Gaps in Care targets members with certain chronic disease states, such as diabetes, asthma, and heart failure, who are not receiving certain medications for their particular condition. Gaps in Care medication recommendations reflect clinical practice standards and national guidelines, including HEDIS, NCQA, and several other CMS quality measures.

High Risk Medication targets members 65 years and older who are receiving potentially inappropriate medications based on the Beers Consensus Report, the HEDIS/CMS measure, Use of High-Risk Medications in the Elderly, and manufacturer recommendations.

Compliance and Persistency (C&P) identifies members who might not be following a prescriber’s instructions regarding medications.

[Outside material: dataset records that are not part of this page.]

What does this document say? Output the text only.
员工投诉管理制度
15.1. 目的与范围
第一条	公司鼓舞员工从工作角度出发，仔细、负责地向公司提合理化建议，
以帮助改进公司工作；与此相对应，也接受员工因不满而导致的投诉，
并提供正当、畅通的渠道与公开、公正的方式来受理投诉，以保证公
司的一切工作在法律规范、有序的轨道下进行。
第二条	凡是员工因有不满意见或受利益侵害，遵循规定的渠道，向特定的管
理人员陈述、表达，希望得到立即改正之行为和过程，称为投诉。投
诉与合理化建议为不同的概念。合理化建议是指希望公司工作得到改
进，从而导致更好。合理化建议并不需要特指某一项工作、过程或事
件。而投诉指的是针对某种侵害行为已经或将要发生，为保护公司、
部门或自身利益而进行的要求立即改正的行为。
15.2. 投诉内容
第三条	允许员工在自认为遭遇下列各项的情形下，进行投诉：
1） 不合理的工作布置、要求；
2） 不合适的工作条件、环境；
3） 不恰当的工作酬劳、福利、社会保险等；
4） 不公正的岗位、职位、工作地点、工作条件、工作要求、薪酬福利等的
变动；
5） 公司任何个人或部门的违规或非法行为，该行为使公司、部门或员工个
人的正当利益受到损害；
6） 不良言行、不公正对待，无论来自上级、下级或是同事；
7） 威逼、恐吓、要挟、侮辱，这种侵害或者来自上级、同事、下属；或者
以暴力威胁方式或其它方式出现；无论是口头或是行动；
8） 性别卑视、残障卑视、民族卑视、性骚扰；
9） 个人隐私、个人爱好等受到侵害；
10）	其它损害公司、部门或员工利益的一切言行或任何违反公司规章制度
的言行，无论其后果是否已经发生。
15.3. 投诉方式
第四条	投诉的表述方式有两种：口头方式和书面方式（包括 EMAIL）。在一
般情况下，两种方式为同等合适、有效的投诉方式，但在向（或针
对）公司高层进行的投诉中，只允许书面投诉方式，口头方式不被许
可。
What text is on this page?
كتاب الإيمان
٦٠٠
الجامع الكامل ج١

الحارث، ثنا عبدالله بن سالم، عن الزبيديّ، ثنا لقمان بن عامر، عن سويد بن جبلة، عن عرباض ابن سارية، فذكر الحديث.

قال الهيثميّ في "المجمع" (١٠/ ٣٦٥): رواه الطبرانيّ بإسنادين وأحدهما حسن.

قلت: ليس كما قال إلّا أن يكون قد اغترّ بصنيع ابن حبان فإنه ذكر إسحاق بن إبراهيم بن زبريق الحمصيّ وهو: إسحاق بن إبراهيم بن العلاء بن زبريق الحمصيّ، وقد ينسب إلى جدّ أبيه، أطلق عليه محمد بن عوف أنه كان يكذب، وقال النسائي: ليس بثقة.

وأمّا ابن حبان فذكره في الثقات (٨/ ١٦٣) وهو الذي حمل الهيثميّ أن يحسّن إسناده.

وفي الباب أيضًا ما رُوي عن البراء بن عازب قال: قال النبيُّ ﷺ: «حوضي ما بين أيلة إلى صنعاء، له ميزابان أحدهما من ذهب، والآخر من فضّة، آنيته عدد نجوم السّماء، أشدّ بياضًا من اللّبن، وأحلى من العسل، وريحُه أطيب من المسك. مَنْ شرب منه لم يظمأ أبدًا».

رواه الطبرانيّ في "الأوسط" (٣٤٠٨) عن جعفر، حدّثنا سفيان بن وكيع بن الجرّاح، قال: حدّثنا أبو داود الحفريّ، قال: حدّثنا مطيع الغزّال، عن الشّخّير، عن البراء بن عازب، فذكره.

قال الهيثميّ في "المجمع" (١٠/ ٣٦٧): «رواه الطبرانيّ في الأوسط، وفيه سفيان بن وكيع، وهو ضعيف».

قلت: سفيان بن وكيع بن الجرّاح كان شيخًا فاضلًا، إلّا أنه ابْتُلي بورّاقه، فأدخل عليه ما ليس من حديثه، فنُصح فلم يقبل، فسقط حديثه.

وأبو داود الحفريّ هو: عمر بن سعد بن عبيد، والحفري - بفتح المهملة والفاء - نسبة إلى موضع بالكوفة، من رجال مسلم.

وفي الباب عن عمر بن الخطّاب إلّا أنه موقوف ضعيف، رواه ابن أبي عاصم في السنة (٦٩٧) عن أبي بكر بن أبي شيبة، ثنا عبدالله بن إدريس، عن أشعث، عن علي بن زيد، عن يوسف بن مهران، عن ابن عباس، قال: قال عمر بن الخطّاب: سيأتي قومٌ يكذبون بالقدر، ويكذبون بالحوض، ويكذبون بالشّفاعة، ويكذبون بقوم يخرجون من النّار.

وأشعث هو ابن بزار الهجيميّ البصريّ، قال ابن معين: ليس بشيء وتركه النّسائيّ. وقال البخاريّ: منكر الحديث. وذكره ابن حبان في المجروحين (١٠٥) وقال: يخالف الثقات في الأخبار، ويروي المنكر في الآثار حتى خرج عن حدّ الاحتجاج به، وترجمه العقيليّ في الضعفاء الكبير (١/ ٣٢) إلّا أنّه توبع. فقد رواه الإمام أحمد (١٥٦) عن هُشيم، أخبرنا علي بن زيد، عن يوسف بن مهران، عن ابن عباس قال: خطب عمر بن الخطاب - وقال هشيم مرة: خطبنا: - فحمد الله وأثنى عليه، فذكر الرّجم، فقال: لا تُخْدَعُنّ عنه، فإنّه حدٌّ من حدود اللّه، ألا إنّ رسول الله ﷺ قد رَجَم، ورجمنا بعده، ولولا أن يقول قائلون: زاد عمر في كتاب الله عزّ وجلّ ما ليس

  • The first C&P component identifies members beginning therapy with a long-term medication, such as a blood-pressure lowering medication. The member is counseled on the importance of adherence with their medication.
  • The second C&P component targets members who are 14 or more days late filling their medication. We identify and review adherence barriers that could be contributing to the non-adherence. We focus on educating members about the benefits of taking their medication as prescribed and supporting members to improve adherence.